Automated airborne particulate matter collection, imaging, identification, and analysis
11624695 · 2023-04-11
Assignee
Inventors
- Richard Lucas (Phoenix, AZ, US)
- Landon Bunderson (Castle Dale, UT, US)
- Nathan Allan (Mapleton, UT, US)
- Kevn Lambson (Lewis, CO, US)
Cpc classification
H04N23/67
ELECTRICITY
B03C3/36
PERFORMING OPERATIONS; TRANSPORTING
G01N1/2202
PHYSICS
H04N23/74
ELECTRICITY
G01N33/0062
PHYSICS
G01N2001/4038
PHYSICS
International classification
B03C3/36
PERFORMING OPERATIONS; TRANSPORTING
G01N33/00
PHYSICS
Abstract
The following is an apparatus and a method that enables the automated collection and identification of airborne particulate matter comprising dust, pollen grains, mold spores, bacterial cells, and soot from a gaseous medium comprising the ambient air. Once ambient air is inducted into the apparatus, aerosol particulates are acquired and imaged under a novel lighting environment that is used to highlight diagnostic features of the acquired airborne particulate matter. Identity determinations of acquired airborne particulate matter are made based on captured images. Abundance quantifications can be made using identity classifications. Raw and summary information are communicated across a data network for review or further analysis by a user. Other than routine maintenance or subsequent analyses, the basic operations of the apparatus may use, but do not require the active participation of a human operator.
Claims
1. A system for capturing images of particulate matter, the system comprising: a deposition surface, wherein the particulate matter is disposed on the deposition surface; an illumination apparatus comprising plurality of sources of electromagnetic radiation; a camera; and a control unit in communication with the camera and the plurality of sources of electromagnetic radiation, wherein the control unit is configured to execute instructions comprising: cycling the plurality of sources of electromagnetic radiation to illuminate the airborne particulate matter with a plurality of different wavelength combinations; and causing the camera to capture a plurality of images of the particulate matter, wherein each of the plurality of images corresponds with one of the plurality of different wavelength combinations emitted by the illumination apparatus.

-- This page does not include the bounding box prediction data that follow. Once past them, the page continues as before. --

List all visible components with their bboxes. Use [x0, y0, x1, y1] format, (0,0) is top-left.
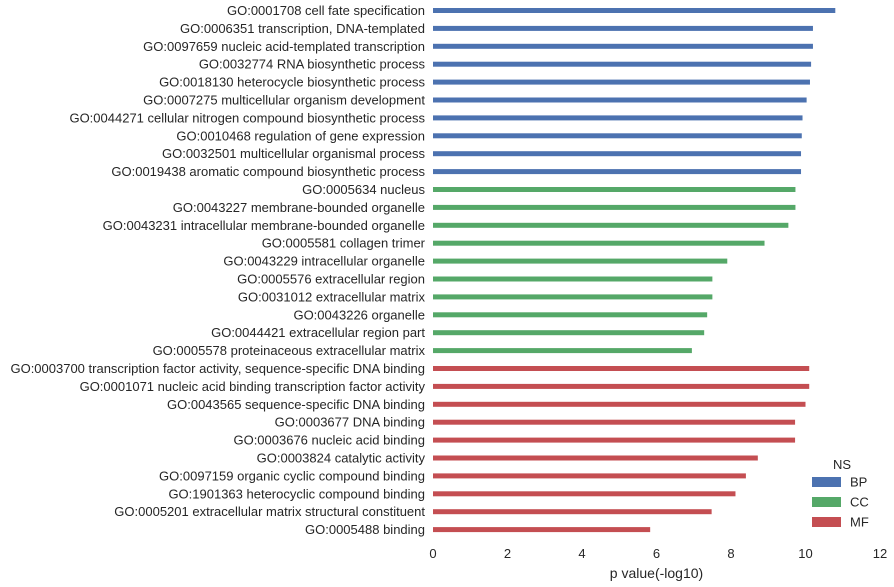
bars — [433, 8, 836, 533]
bar-cc — [433, 312, 708, 318]
bar-cc — [433, 330, 705, 336]
bar-mf — [433, 491, 736, 497]
category-label: GO:0010468 regulation of gene expression — [176, 128, 425, 143]
bar-mf — [433, 527, 651, 533]
category-label: GO:0003824 catalytic activity — [257, 451, 426, 466]
category-label: GO:0043565 sequence-specific DNA binding — [167, 397, 425, 412]
bar-cc — [433, 240, 765, 246]
category-label: GO:0001071 nucleic acid binding transcri… — [80, 379, 426, 394]
bar-bp — [433, 151, 802, 157]
category-label: GO:0043231 intracellular membrane-bounde… — [103, 218, 425, 233]
category-label: GO:0043226 organelle — [293, 307, 425, 322]
bar-mf — [433, 509, 712, 515]
bar-mf — [433, 473, 746, 479]
category-label: GO:0005634 nucleus — [302, 182, 425, 197]
category-label: GO:0097159 organic cyclic compound bindi… — [159, 468, 425, 483]
bar-bp — [433, 97, 807, 103]
category-label: GO:0005576 extracellular region — [237, 272, 425, 287]
category-label: GO:0044271 cellular nitrogen compound bi… — [69, 110, 425, 125]
category-label: GO:0005578 proteinaceous extracellular m… — [153, 343, 426, 358]
category-label: GO:0007275 multicellular organism develo… — [143, 93, 425, 108]
category-label: GO:0005581 collagen trimer — [262, 236, 426, 251]
bar-cc — [433, 187, 796, 192]
category-label: GO:0097659 nucleic acid-templated transc… — [143, 39, 425, 54]
legend-title: NS — [833, 457, 851, 472]
legend-swatch-cc — [812, 497, 841, 507]
x-tick-label: 12 — [873, 546, 887, 561]
category-label: GO:0005201 extracellular matrix structur… — [114, 504, 425, 519]
category-label: GO:0003700 transcription factor activity… — [10, 361, 425, 376]
category-label: GO:0019438 aromatic compound biosyntheti… — [111, 164, 425, 179]
bar-mf — [433, 437, 796, 443]
legend-swatch-mf — [812, 517, 841, 527]
bar-bp — [433, 115, 803, 121]
x-tick-labels: 0 2 4 6 8 10 12 — [429, 546, 887, 561]
category-label: GO:0032501 multicellular organismal proc… — [162, 146, 426, 161]
bar-mf — [433, 455, 758, 461]
bar-cc — [433, 258, 728, 264]
x-tick-label: 2 — [504, 546, 511, 561]
category-label: GO:0032774 RNA biosynthetic process — [199, 57, 426, 72]
category-label: GO:0003677 DNA binding — [275, 415, 425, 430]
bar-bp — [433, 8, 836, 13]
bar-mf — [433, 366, 810, 371]
x-tick-label: 0 — [429, 546, 436, 561]
legend-label-bp: BP — [850, 475, 867, 490]
bar-bp — [433, 43, 813, 49]
category-label: GO:0018130 heterocycle biosynthetic proc… — [159, 75, 425, 90]
legend-swatch-bp — [812, 477, 841, 487]
bar-mf — [433, 383, 810, 389]
bar-bp — [433, 133, 802, 139]
bar-bp — [433, 79, 810, 85]
category-label: GO:0031012 extracellular matrix — [238, 289, 426, 304]
x-tick-label: 8 — [727, 546, 734, 561]
x-axis-label: p value(-log10) — [610, 565, 703, 581]
category-label: GO:0006351 transcription, DNA-templated — [180, 21, 425, 36]
category-label: GO:0044421 extracellular region part — [211, 325, 425, 340]
bar-cc — [433, 294, 713, 300]
legend-label-cc: CC — [850, 495, 869, 510]
category-label: GO:0043227 membrane-bounded organelle — [173, 200, 425, 215]
category-label: GO:1901363 heterocyclic compound binding — [168, 486, 425, 501]
category-labels: GO:0001708 cell fate specification GO:000… — [10, 3, 425, 537]
bar-bp — [433, 61, 812, 67]
bar-cc — [433, 222, 789, 228]
category-label: GO:0003676 nucleic acid binding — [233, 433, 425, 448]
bar-bp — [433, 25, 813, 31]
x-tick-label: 6 — [653, 546, 660, 561]
category-label: GO:0005488 binding — [305, 522, 425, 537]
legend: NS BP CC MF — [812, 457, 869, 530]
category-label: GO:0043229 intracellular organelle — [223, 254, 425, 269]
category-label: GO:0001708 cell fate specification — [227, 3, 425, 18]
bar-cc — [433, 204, 796, 210]
x-tick-label: 4 — [578, 546, 585, 561]
x-tick-label: 10 — [798, 546, 812, 561]
bar-mf — [433, 419, 796, 425]
bar-cc — [433, 348, 692, 354]
bar-mf — [433, 401, 806, 407]
bar-bp — [433, 169, 802, 175]
bar-cc — [433, 276, 713, 282]
legend-label-mf: MF — [850, 515, 869, 530]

2. The system of claim 1, wherein the plurality of sources of electromagnetic radiation are disposed in a ring configuration forming a pixel light ring, and wherein the pixel light ring illuminates the deposition surface with the plurality of sources of electromagnetic radiation.
3. The system of claim 2, wherein the pixel light ring further comprises one or more reflective light baffles, and wherein each of the one or more reflective light baffles is configured to increase an amount of light incident on the deposition surface.
4. The system of claim 2, wherein the plurality of images of the particulate matter comprises one or more obliquely lit images, and wherein the one or more obliquely lit images are captured by the camera when an adaxial orientation of the pixel light ring is disposed at an oblique angle relative to the deposition surface.
5. The system of claim 1, wherein the plurality of images of the particulate matter comprises one or more dark-field images.
6. The system of claim 1, wherein the instructions are such that cycling the plurality of sources of electromagnetic radiation comprises individually modulating each of the plurality of sources of electromagnetic radiation; and wherein at least a portion of the plurality of sources of electromagnetic radiation are tuned to emit electromagnetic radiation within a range from 200 nm to 800 nm.
7. The system of claim 6, wherein the plurality of sources of electromagnetic radiation further comprises one or more of: an ultraviolet source tuned to emit electromagnetic radiation within an ultraviolet waveband of the electromagnetic spectrum; or a near infrared source tuned to emit electromagnetic radiation within a near infrared waveband of the electromagnetic spectrum.
8. The system of claim 6, wherein each of the plurality of sources of electromagnetic radiation is tuned to emit electromagnetic radiation within the range from 200 nm to 800 nm.
9. The system of claim 1, wherein the plurality of sources of electromagnetic radiation comprises a red light emitting diode (LED), a green LED, and a blue LED.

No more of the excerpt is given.